I’m trying to parse a corpus from RetroNews. I can only export it as json files.
I can’t get it to work: the only message I get from Context Manager is ‘Debug Log: Error! Log file not found’. Can you help me to solve the problem? I tried to upload a corpus composed of a single json file as a test (here is the file : https://drive.google.com/file/d/10yZ0e2jzloj6qChFd2cND8MHglyERTke/view?usp=sharing).
Thank you for your help !
The problem comes from the fact that the documents from RetroNews are divided in pages in the json file.Where each page has its own variables (text, number of words, size…). And, the hierarchy of the pages is not he same than the original document.
Do you have more export options from RetroNews ?
Thank you for your reply ! I will ask the RetroNews team.
For now, this is the only automatic download format that I have access to.

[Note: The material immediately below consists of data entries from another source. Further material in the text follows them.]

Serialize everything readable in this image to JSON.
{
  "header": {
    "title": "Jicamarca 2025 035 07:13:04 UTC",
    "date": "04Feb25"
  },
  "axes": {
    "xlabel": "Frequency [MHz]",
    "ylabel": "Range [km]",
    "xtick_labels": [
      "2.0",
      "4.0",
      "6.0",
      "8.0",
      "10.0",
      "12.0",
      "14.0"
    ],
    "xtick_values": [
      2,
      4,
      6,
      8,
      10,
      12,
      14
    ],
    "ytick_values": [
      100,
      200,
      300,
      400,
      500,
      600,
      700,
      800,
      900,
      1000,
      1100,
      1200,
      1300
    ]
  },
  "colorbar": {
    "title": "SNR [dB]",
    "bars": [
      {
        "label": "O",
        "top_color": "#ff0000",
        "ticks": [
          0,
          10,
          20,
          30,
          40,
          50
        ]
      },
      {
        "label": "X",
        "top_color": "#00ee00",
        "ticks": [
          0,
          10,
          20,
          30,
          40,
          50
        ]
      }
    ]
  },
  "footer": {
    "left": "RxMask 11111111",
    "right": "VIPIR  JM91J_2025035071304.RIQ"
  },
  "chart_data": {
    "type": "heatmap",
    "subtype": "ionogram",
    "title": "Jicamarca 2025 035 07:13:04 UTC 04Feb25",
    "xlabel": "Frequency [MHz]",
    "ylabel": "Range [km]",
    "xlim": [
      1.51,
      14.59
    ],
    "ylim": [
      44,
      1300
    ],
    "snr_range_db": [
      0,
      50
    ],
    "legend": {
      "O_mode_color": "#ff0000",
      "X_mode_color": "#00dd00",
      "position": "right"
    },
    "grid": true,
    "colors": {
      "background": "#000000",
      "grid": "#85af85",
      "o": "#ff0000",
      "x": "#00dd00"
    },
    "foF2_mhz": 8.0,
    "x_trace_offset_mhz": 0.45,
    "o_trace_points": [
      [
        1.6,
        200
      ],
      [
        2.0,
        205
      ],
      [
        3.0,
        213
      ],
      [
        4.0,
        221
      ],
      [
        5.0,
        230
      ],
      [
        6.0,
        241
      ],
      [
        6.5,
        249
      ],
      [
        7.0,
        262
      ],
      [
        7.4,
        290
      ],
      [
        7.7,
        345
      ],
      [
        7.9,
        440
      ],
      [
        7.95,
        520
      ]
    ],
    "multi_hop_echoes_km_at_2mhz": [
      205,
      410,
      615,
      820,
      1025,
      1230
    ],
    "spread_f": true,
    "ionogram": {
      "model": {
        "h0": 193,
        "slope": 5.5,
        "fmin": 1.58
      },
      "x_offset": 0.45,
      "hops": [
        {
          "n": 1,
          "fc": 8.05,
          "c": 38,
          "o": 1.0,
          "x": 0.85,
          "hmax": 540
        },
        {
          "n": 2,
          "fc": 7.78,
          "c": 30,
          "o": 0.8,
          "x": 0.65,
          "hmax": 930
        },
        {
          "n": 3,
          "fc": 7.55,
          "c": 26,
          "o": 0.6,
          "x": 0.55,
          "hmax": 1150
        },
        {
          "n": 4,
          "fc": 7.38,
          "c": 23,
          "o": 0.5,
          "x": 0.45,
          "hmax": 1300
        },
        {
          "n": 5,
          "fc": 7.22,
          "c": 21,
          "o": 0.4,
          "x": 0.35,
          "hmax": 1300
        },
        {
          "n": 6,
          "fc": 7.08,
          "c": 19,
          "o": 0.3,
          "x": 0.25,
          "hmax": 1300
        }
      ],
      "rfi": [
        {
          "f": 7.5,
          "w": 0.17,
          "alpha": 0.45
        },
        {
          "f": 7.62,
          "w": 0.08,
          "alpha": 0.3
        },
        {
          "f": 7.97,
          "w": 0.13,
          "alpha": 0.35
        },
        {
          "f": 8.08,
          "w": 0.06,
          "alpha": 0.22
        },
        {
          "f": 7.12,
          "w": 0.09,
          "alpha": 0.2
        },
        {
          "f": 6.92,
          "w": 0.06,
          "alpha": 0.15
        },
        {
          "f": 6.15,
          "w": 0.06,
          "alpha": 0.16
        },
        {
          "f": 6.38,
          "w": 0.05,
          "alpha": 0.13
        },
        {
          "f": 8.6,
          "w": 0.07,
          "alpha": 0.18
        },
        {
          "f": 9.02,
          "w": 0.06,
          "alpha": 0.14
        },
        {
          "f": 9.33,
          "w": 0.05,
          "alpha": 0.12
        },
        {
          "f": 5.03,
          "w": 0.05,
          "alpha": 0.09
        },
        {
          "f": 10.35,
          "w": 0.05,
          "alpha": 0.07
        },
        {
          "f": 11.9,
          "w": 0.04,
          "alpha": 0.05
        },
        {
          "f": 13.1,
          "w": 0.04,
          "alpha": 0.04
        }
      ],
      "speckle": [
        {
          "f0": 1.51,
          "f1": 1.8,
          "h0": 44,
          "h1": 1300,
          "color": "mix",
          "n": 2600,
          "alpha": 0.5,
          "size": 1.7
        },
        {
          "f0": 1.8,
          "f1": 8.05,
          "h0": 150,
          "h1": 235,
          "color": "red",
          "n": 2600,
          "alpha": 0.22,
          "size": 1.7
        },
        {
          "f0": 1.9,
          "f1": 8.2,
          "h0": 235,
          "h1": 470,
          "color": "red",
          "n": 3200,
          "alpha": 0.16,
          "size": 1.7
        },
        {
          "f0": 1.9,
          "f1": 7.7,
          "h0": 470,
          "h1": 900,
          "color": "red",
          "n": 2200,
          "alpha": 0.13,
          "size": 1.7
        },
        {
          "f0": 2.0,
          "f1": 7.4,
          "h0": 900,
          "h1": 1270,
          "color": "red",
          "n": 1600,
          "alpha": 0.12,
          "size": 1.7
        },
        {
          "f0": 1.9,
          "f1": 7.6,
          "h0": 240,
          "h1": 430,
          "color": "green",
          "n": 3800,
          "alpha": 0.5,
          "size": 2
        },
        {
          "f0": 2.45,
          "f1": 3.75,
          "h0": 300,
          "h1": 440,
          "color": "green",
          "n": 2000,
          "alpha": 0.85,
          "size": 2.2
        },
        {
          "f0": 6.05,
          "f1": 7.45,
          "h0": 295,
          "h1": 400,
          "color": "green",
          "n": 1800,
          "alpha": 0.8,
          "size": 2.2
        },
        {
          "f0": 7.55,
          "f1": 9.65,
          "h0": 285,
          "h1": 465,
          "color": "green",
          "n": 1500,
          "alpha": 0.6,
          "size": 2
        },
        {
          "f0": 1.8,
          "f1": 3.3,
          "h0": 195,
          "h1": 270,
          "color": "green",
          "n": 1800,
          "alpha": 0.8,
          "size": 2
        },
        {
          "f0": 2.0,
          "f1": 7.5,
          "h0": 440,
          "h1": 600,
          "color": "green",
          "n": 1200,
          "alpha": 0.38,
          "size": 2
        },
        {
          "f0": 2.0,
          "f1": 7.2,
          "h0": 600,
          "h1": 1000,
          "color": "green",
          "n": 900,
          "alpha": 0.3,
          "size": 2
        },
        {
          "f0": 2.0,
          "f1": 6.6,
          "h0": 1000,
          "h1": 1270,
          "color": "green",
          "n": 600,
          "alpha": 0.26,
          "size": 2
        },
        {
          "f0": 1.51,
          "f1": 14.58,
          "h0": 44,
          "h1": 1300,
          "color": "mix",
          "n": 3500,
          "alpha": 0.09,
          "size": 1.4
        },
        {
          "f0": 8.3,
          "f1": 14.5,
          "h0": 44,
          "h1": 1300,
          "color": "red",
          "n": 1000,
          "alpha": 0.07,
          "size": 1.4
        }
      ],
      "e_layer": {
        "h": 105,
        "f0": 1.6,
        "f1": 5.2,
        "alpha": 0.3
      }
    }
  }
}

Could a python script make this data work with Cortext?
Thank you very much !
I do not know if you are familiar with transforming the data-structure, but there are many ways to achieve what you want to do.
- python is one of them
- You could produce a new json, by concatenating all the sub elements (mainly the text one) for all pages and moving them to the top hierarchy
- you could try to transform the json into a csv
there are probably some other options. But all of them required a little work from your side. Not so difficult, but which need skills on data transformation, coding…
I hope it helps